Evidence accumulates for Value-Based Insurance Design:  Adherence improvements enhanced by plan characteristics

February 20, 2012

The basic premise of Value-Based Insurance Design (V-BID) is to align consumer incentives with value by reducing barriers to high-value health services and providers (“carrots”).  When “carrots” are used in a clinically nuanced manner, V-BID improves health care quality and controls spending growth.  The concept of clinical nuance recognizes that: 1) medical services differ in the benefit provided; and 2) the clinical benefit derived from a specific service depends on the patient using it, as well as when and where the service is provided.

Recent evaluations add to the published evidence that clinically nuanced copayment reductions lead to improvements in medication adherence.  A 2014 Journal of Managed Care Pharmacy study reported that copay reductions for Medicare beneficiaries prescribed statins resulted in a 5.9% increase in adherence over 6 months compared to those paying standard copayments.  A second 2014 JMCP study found a 4.9% increase in adherence among commercially insured individuals enrolled in a $0 copayment program for generic anti-diabetic and anti-hyperlipidemic medications.

An evaluation of a Blue Cross Blue Shield of North Carolina V-BID program that eliminated copayments for generic hypertension medications and lowered copays for brand-name medications saw an adherence increase of 2.7-3.4% over a two-year period.  Total non-medication expenditures for the study population decreased $5.7 million, offsetting 80% of the added $6.4 million spent on medications.

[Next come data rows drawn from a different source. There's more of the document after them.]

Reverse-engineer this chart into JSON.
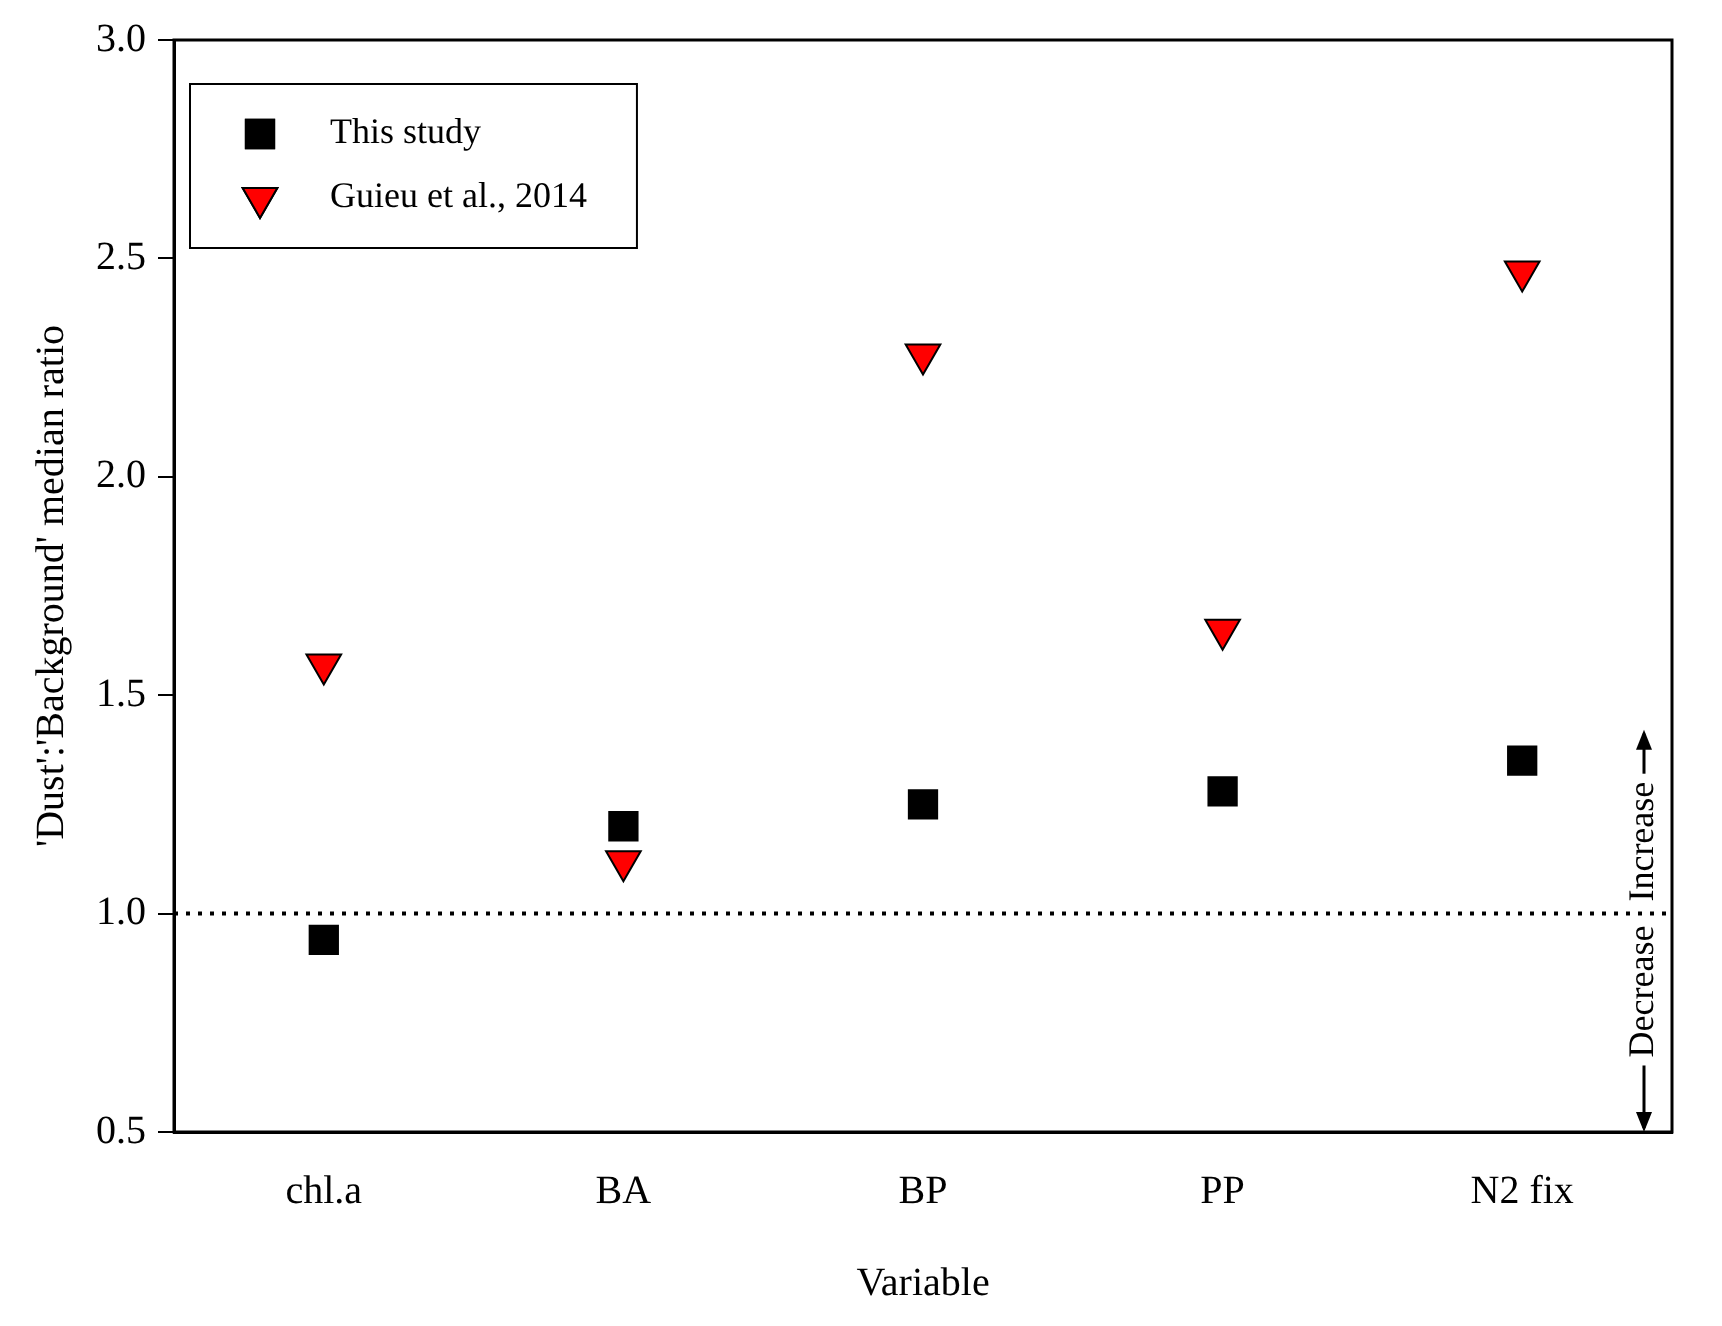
{
  "chart_data": {
    "type": "scatter",
    "xlabel": "Variable",
    "ylabel": "'Dust':'Background' median ratio",
    "categories": [
      "chl.a",
      "BA",
      "BP",
      "PP",
      "N2 fix"
    ],
    "series": [
      {
        "name": "This study",
        "color": "#000000",
        "marker": "square",
        "values": [
          0.94,
          1.2,
          1.25,
          1.28,
          1.35
        ]
      },
      {
        "name": "Guieu et al., 2014",
        "color": "#ff0000",
        "marker": "triangle",
        "values": [
          1.57,
          1.12,
          2.28,
          1.65,
          2.47
        ]
      }
    ],
    "ylim": [
      0.5,
      3.0
    ],
    "yticks": [
      {
        "value": 0.5,
        "label": "0.5"
      },
      {
        "value": 1,
        "label": "1.0"
      },
      {
        "value": 1.5,
        "label": "1.5"
      },
      {
        "value": 2,
        "label": "2.0"
      },
      {
        "value": 2.5,
        "label": "2.5"
      },
      {
        "value": 3,
        "label": "3.0"
      }
    ],
    "ref_lines": [
      {
        "axis": "y",
        "value": 1.0,
        "line_style": "dotted"
      }
    ],
    "annotations": [
      "Increase",
      "Decrease"
    ],
    "grid": false,
    "legend": "top left"
  }
}
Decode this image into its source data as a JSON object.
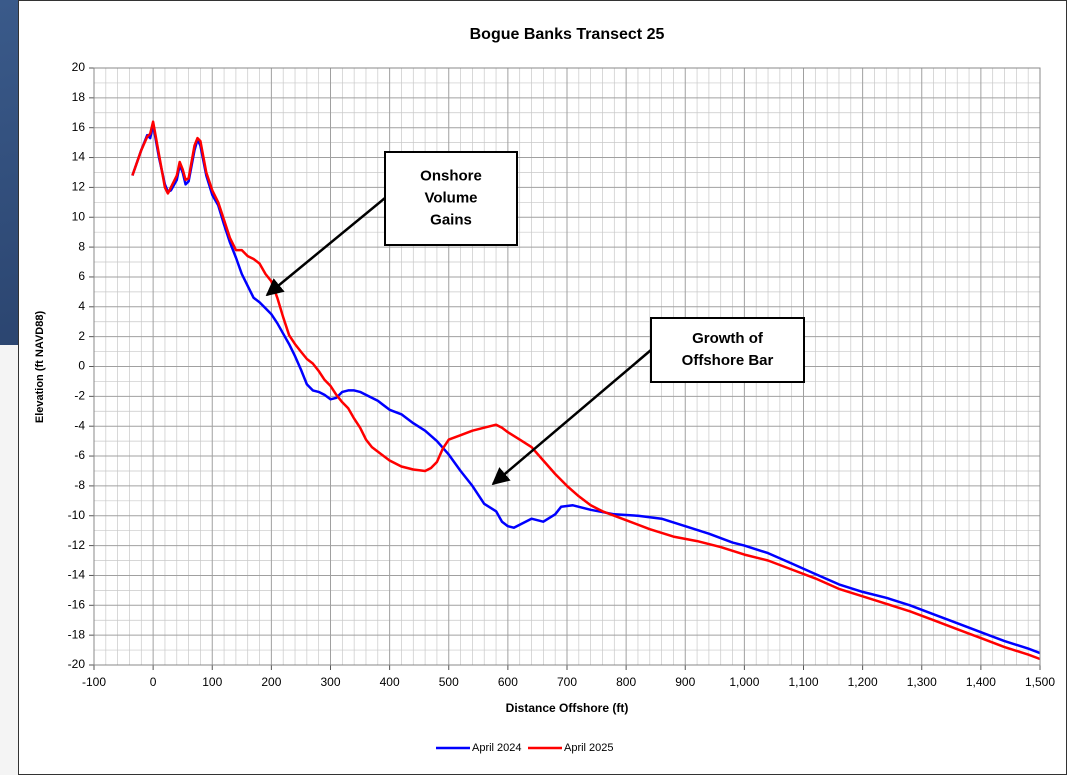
{
  "chart_data": {
    "type": "line",
    "title": "Bogue Banks Transect 25",
    "x_label": "Distance Offshore (ft)",
    "y_label": "Elevation (ft NAVD88)",
    "xlim": [
      -100,
      1500
    ],
    "ylim": [
      -20,
      20
    ],
    "grid": true,
    "legend": "bottom",
    "xticks": [
      -100,
      0,
      100,
      200,
      300,
      400,
      500,
      600,
      700,
      800,
      900,
      {
        "value": 1000,
        "label": "1,000"
      },
      {
        "value": 1100,
        "label": "1,100"
      },
      {
        "value": 1200,
        "label": "1,200"
      },
      {
        "value": 1300,
        "label": "1,300"
      },
      {
        "value": 1400,
        "label": "1,400"
      },
      {
        "value": 1500,
        "label": "1,500"
      }
    ],
    "yticks": [
      -20,
      -18,
      -16,
      -14,
      -12,
      -10,
      -8,
      -6,
      -4,
      -2,
      0,
      2,
      4,
      6,
      8,
      10,
      12,
      14,
      16,
      18,
      20
    ],
    "series": [
      {
        "name": "April 2024",
        "color": "#0000ff",
        "x": [
          -35,
          -20,
          -10,
          -5,
          0,
          10,
          20,
          25,
          30,
          40,
          45,
          50,
          55,
          60,
          70,
          75,
          80,
          90,
          100,
          110,
          120,
          130,
          140,
          150,
          160,
          170,
          180,
          190,
          200,
          210,
          220,
          230,
          240,
          250,
          260,
          270,
          280,
          290,
          300,
          310,
          320,
          330,
          340,
          350,
          360,
          380,
          400,
          420,
          440,
          460,
          480,
          500,
          520,
          540,
          560,
          580,
          590,
          600,
          610,
          620,
          640,
          660,
          680,
          690,
          710,
          740,
          780,
          820,
          860,
          900,
          940,
          980,
          1000,
          1040,
          1080,
          1120,
          1160,
          1200,
          1240,
          1280,
          1320,
          1360,
          1400,
          1440,
          1480,
          1500
        ],
        "values": [
          12.8,
          14.5,
          15.5,
          15.3,
          16.2,
          14,
          12.2,
          11.7,
          11.8,
          12.5,
          13.5,
          13,
          12.2,
          12.4,
          14.5,
          15.2,
          14.8,
          12.8,
          11.5,
          10.8,
          9.5,
          8.3,
          7.3,
          6.2,
          5.4,
          4.6,
          4.3,
          3.9,
          3.5,
          2.9,
          2.2,
          1.5,
          0.7,
          -0.2,
          -1.2,
          -1.6,
          -1.7,
          -1.9,
          -2.2,
          -2.1,
          -1.7,
          -1.6,
          -1.6,
          -1.7,
          -1.9,
          -2.3,
          -2.9,
          -3.2,
          -3.8,
          -4.3,
          -5.0,
          -5.9,
          -7.0,
          -8.0,
          -9.2,
          -9.7,
          -10.4,
          -10.7,
          -10.8,
          -10.6,
          -10.2,
          -10.4,
          -9.9,
          -9.4,
          -9.3,
          -9.6,
          -9.9,
          -10.0,
          -10.2,
          -10.7,
          -11.2,
          -11.8,
          -12.0,
          -12.5,
          -13.2,
          -13.9,
          -14.6,
          -15.1,
          -15.5,
          -16.0,
          -16.6,
          -17.2,
          -17.8,
          -18.4,
          -18.9,
          -19.2
        ]
      },
      {
        "name": "April 2025",
        "color": "#ff0000",
        "x": [
          -35,
          -20,
          -10,
          -5,
          0,
          10,
          20,
          25,
          30,
          40,
          45,
          50,
          55,
          60,
          70,
          75,
          80,
          90,
          100,
          110,
          120,
          130,
          140,
          150,
          160,
          170,
          180,
          190,
          200,
          210,
          220,
          230,
          240,
          250,
          260,
          270,
          280,
          290,
          300,
          310,
          320,
          330,
          340,
          350,
          360,
          370,
          380,
          400,
          420,
          440,
          460,
          470,
          480,
          490,
          500,
          520,
          540,
          560,
          580,
          590,
          600,
          620,
          640,
          660,
          680,
          700,
          720,
          740,
          760,
          800,
          840,
          880,
          920,
          960,
          1000,
          1040,
          1080,
          1120,
          1160,
          1200,
          1240,
          1280,
          1320,
          1360,
          1400,
          1440,
          1480,
          1500
        ],
        "values": [
          12.8,
          14.5,
          15.4,
          15.6,
          16.4,
          14.2,
          12.0,
          11.6,
          12.0,
          12.8,
          13.7,
          13.2,
          12.5,
          12.6,
          14.8,
          15.3,
          15.1,
          13,
          11.8,
          11.0,
          9.8,
          8.6,
          7.8,
          7.8,
          7.4,
          7.2,
          6.9,
          6.2,
          5.7,
          4.6,
          3.3,
          2.1,
          1.5,
          1.0,
          0.5,
          0.2,
          -0.3,
          -0.9,
          -1.3,
          -1.9,
          -2.4,
          -2.8,
          -3.5,
          -4.1,
          -4.9,
          -5.4,
          -5.7,
          -6.3,
          -6.7,
          -6.9,
          -7.0,
          -6.8,
          -6.4,
          -5.5,
          -4.9,
          -4.6,
          -4.3,
          -4.1,
          -3.9,
          -4.1,
          -4.4,
          -4.9,
          -5.4,
          -6.3,
          -7.2,
          -8.0,
          -8.7,
          -9.3,
          -9.7,
          -10.3,
          -10.9,
          -11.4,
          -11.7,
          -12.1,
          -12.6,
          -13.0,
          -13.6,
          -14.2,
          -14.9,
          -15.4,
          -15.9,
          -16.4,
          -17.0,
          -17.6,
          -18.2,
          -18.8,
          -19.3,
          -19.6
        ]
      }
    ],
    "annotations": [
      {
        "lines": [
          "Onshore",
          "Volume",
          "Gains"
        ]
      },
      {
        "lines": [
          "Growth of",
          "Offshore Bar"
        ]
      }
    ]
  }
}
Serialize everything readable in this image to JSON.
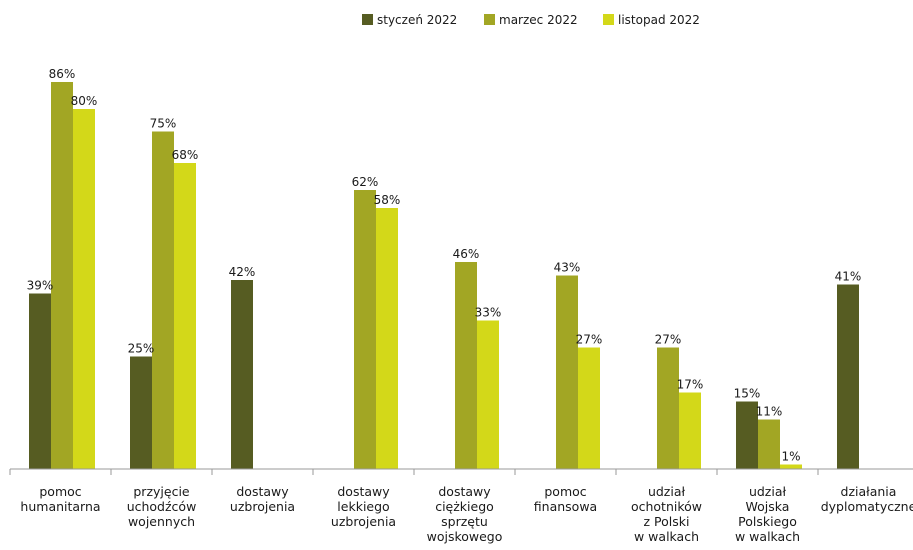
{
  "chart_data": {
    "type": "bar",
    "categories": [
      [
        "pomoc",
        "humanitarna"
      ],
      [
        "przyjęcie",
        "uchodźców",
        "wojennych"
      ],
      [
        "dostawy",
        "uzbrojenia"
      ],
      [
        "dostawy",
        "lekkiego",
        "uzbrojenia"
      ],
      [
        "dostawy",
        "ciężkiego",
        "sprzętu",
        "wojskowego"
      ],
      [
        "pomoc",
        "finansowa"
      ],
      [
        "udział",
        "ochotników",
        "z Polski",
        "w walkach"
      ],
      [
        "udział",
        "Wojska",
        "Polskiego",
        "w walkach"
      ],
      [
        "działania",
        "dyplomatyczne"
      ]
    ],
    "series": [
      {
        "name": "styczeń 2022",
        "color": "#565c22",
        "values": [
          39,
          25,
          42,
          null,
          null,
          null,
          null,
          15,
          41
        ],
        "labels": [
          "39%",
          "25%",
          "42%",
          null,
          null,
          null,
          null,
          "15%",
          "41%"
        ]
      },
      {
        "name": "marzec 2022",
        "color": "#a2a624",
        "values": [
          86,
          75,
          null,
          62,
          46,
          43,
          27,
          11,
          null
        ],
        "labels": [
          "86%",
          "75%",
          null,
          "62%",
          "46%",
          "43%",
          "27%",
          "11%",
          null
        ]
      },
      {
        "name": "listopad 2022",
        "color": "#d3d819",
        "values": [
          80,
          68,
          null,
          58,
          33,
          27,
          17,
          1,
          null
        ],
        "labels": [
          "80%",
          "68%",
          null,
          "58%",
          "33%",
          "27%",
          "17%",
          "1%",
          null
        ]
      }
    ],
    "ylim": [
      0,
      100
    ],
    "grid": false,
    "legend": "top-center"
  }
}
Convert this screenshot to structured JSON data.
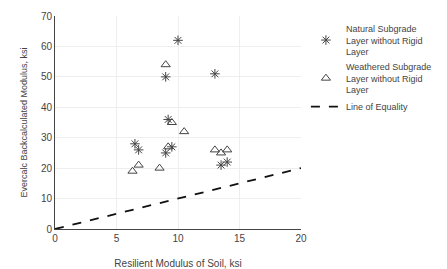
{
  "chart_data": {
    "type": "scatter",
    "xlabel": "Resilient Modulus of Soil, ksi",
    "ylabel": "Evercalc Backcalculated Modulus, ksi",
    "series": [
      {
        "name": "Natural Subgrade\nLayer without Rigid\nLayer",
        "type": "scatter",
        "marker": "asterisk",
        "color": "#444444",
        "x": [
          6.5,
          6.8,
          9.0,
          9.2,
          10.0,
          13.0,
          9.0,
          9.5,
          13.5,
          14.0
        ],
        "values": [
          28,
          26,
          50,
          36,
          62,
          51,
          25,
          27,
          21,
          22
        ]
      },
      {
        "name": "Weathered Subgrade\nLayer without Rigid\nLayer",
        "type": "scatter",
        "marker": "triangle-open",
        "color": "#444444",
        "x": [
          6.3,
          6.8,
          8.5,
          9.0,
          9.5,
          10.5,
          13.0,
          13.5,
          14.0,
          9.2
        ],
        "values": [
          19,
          21,
          20,
          54,
          35,
          32,
          26,
          25,
          26,
          27
        ]
      },
      {
        "name": "Line of Equality",
        "type": "line",
        "line_style": "dashed",
        "color": "#111111",
        "x": [
          0,
          20
        ],
        "values": [
          0,
          20
        ]
      }
    ],
    "xlim": [
      0,
      20
    ],
    "ylim": [
      0,
      70
    ],
    "xticks": [
      0,
      5,
      10,
      15,
      20
    ],
    "yticks": [
      0,
      10,
      20,
      30,
      40,
      50,
      60,
      70
    ],
    "grid": true,
    "legend": "right"
  }
}
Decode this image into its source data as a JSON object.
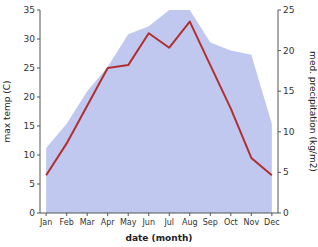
{
  "chart_data": {
    "type": "line",
    "categories": [
      "Jan",
      "Feb",
      "Mar",
      "Apr",
      "May",
      "Jun",
      "Jul",
      "Aug",
      "Sep",
      "Oct",
      "Nov",
      "Dec"
    ],
    "series": [
      {
        "type": "area",
        "axis": "y2",
        "color": "#c0c8f0",
        "values": [
          8.0,
          11.0,
          15.0,
          18.0,
          22.0,
          23.0,
          25.0,
          25.0,
          21.0,
          20.0,
          19.5,
          11.0
        ]
      },
      {
        "type": "line",
        "color": "#b03030",
        "values": [
          6.5,
          12.0,
          18.5,
          25.0,
          25.5,
          31.0,
          28.5,
          33.0,
          25.5,
          18.0,
          9.5,
          6.5
        ]
      }
    ],
    "xlabel": "date (month)",
    "ylabel": "max temp (C)",
    "y2label": "med. precipitation (kg/m2)",
    "ylim": [
      0,
      35
    ],
    "yticks": [
      0,
      5,
      10,
      15,
      20,
      25,
      30,
      35
    ],
    "y2lim": [
      0,
      25
    ],
    "y2ticks": [
      0,
      5,
      10,
      15,
      20,
      25
    ],
    "grid": false
  }
}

The fact that the untargeted North Carolina V-BID program approached cost neutrality in only two years raised the question, ‘Which V-BID characteristics produce the most impact?’  In a recent Health Affairs evaluation of 76 V-BID plans, Choudhry and colleagues reported programs that were more generous, targeted high-risk patients, offered wellness programs, did not offer disease management programs, and made the benefit available only for medication ordered by mail had a significantly greater impact on adherence than plans without these features.

Momentum for V-BID continues to grow among private payers, state employee plans and in the Medicaid and Medicare programs.  Accumulating evidence on V-BID’s clinical and economic impact and the identification of plan characteristics that predict program success can shape future public and private V-BID programs that both improve quality and contain cost growth.